TypeScript: Narrowing - discussion (2023-01-26)
Narrowing is the difference between "we have types" and "the UI can't lie". Once you start treating routes and mutation intent as contracts, the best patterns are the ones that make illegal states unrepresentable *and* keep evidence rendering readable. I'd love to hear what narrowing moves people actually ship in React codebases.
Do you model async lanes as a discriminated union or keep parallel booleans around? How do you keep route params typed without resorting to as casts everywhere? What do you prefer for runtime boundaries: custom type guards, asserts, or schema validation helpers? Any patterns for narrowing event payloads / currentTarget in a way that's still ergonomic?
Comments (16)
Back to latestDiscriminated unions for lanes. Every time.
I used to think it was overkill until I had to explain "loading + error" simultaneously in a bug report.
We type the lane and the evidence together so the UI is forced to be honest:
ts
type Lane =
| { kind: 'idle' }
| { kind: 'pending'; startedAt: number }
| { kind: 'error'; message: string; retryAfterMs?: number }
| { kind: 'ok'; value: unknown; receivedAt: number };
function renderLaneEvidence(l: Lane) {
if (l.kind === 'pending') return `pending:${l.startedAt}`;
if (l.kind === 'error') return `error:${l.message}`;
if (l.kind === 'ok') return `ok:${l.receivedAt}`;
return 'idle';
}
Then we render data-lane={renderLaneEvidence(lane)} on the shell.
Counterpoint: unions are great until you start nesting them for every tiny widget and you can't read the types anymore.
We keep unions for anything that crosses routes or is persisted; local ephemeral stuff stays lightweight.

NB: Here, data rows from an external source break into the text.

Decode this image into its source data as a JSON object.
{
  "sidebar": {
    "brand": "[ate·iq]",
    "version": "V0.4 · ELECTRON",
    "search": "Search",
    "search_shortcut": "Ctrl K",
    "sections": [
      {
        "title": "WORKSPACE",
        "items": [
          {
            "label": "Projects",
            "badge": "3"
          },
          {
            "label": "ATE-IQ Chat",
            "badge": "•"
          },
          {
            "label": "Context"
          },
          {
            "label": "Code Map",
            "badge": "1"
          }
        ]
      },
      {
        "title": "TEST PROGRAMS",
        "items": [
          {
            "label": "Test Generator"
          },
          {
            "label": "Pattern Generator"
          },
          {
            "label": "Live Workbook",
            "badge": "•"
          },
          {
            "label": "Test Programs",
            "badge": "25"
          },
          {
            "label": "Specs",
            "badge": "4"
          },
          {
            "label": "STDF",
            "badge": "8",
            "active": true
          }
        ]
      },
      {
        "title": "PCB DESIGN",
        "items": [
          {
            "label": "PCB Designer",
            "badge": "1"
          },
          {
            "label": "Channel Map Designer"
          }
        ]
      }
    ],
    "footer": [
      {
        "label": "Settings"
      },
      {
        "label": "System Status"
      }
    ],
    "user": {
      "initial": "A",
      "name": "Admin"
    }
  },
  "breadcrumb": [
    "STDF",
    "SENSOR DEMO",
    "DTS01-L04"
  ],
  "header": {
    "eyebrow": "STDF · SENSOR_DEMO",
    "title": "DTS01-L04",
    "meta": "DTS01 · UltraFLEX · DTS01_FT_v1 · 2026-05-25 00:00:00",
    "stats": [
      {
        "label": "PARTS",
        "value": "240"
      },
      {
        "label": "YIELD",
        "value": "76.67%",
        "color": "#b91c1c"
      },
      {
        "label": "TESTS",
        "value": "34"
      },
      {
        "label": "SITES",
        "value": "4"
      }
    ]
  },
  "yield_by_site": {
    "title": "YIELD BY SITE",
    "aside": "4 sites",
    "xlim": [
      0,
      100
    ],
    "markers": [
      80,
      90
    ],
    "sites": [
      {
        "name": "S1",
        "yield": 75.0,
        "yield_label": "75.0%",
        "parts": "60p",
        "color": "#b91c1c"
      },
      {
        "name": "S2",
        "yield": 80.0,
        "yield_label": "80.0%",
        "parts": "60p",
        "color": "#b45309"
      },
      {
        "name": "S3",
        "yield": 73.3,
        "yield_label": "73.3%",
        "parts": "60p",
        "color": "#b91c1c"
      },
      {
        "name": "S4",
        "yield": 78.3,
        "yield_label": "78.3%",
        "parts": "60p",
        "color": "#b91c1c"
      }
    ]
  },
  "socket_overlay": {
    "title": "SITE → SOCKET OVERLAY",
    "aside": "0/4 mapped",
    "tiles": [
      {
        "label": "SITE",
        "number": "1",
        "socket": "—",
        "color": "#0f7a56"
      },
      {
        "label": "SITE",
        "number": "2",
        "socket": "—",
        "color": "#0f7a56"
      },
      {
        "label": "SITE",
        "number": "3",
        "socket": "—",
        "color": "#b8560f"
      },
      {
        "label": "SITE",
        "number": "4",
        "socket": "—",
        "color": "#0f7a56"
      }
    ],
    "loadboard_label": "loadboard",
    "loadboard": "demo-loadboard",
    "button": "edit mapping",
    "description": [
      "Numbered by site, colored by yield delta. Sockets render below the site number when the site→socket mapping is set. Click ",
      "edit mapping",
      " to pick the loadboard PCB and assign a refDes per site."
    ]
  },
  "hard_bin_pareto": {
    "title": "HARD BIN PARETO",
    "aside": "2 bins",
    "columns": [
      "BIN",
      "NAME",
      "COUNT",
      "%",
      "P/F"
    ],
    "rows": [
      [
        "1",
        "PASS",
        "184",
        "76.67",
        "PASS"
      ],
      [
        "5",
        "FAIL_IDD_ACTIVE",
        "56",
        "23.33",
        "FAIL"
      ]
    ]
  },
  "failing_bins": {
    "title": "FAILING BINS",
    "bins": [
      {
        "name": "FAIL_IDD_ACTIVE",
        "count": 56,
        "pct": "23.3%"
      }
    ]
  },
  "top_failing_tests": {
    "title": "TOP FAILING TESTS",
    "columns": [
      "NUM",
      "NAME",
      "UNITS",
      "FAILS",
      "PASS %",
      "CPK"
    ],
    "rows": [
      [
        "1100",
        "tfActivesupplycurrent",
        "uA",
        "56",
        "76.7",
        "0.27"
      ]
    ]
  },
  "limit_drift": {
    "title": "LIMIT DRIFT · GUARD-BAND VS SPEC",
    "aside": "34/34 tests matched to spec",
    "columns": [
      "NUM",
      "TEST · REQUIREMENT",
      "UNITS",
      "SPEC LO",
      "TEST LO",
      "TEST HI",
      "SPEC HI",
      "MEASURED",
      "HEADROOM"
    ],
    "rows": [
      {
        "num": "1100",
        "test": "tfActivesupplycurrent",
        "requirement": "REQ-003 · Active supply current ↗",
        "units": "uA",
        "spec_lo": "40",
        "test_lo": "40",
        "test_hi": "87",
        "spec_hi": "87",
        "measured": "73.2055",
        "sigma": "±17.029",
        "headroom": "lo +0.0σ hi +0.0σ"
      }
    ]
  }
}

That threshold makes sense.
If you can't explain the union shape out loud, it's probably not a contract; it's just noise.
We use asserts at the route boundary to avoid cascading casts:
ts
function assertString(v: unknown, label: string): asserts v is string {
if (typeof v !== 'string') throw new Error(`${label}: expected string`);
}
Not glamorous, but it means the rest of the code doesn't have to pretend.
I like narrowing by stable discriminants (kind/type) because it also improves logging.
When a bug comes in, you can paste the object and immediately see which lane it is.
Event narrowing: I mostly use instanceof on FormData / URLSearchParams boundaries rather than trying to over-type DOM events.
Typing currentTarget perfectly is less valuable than keeping handler paths explicit.
One small win: treat intent objects as a union and narrow in the mutation handler.
It keeps the "why did this happen" story tight, and it matches the evidence posture from these guides.
We got a lot of leverage out of narrowing query params, especially for filter panels.
If you don't narrow, every panel becomes string | null | undefined soup.
Counterpoint: narrowing can give a false sense of safety if any sneaks in through JSON boundaries.
If the boundary isn't validated, the type checker is just being polite.
Yep. This is why I like asserts helpers right after parsing and before storing anything.
Once it's in a vault/store, you want it to be "typed forever".
We use unions for route keys too:
ts
type Panel = 'overview' | 'details' | 'debug';
type RouteState = { panel: Panel; focus?: 'search' | 'composer' };
It's basic, but it prevents "mystery panel" bugs.
We still do some casts, but the rule is: only cast in adapters.
If a component needs as, the boundary is in the wrong place.
Narrowing pairs really well with the docs' TypeScript + patterns pages.
Related: TypeScript and Types and Patterns Library.
My favorite narrowing pattern is boring: optional chaining + early returns.
It keeps handlers short and you don't end up with giant if pyramids.
For me the win isn't "type safety"; it's refactor safety.
When you tighten a union, the compiler tells you every UI lane you forgot to update.
If you're doing async flows, consider narrowing + evidence as one story: model the flow, render the flow.
Otherwise people end up staring at spinners with no idea what's happening.
Minor take: TS narrowing is also a UX tool. It forces you to decide what states are possible.
When you decide that, it's easier to design UI that doesn't contradict itself.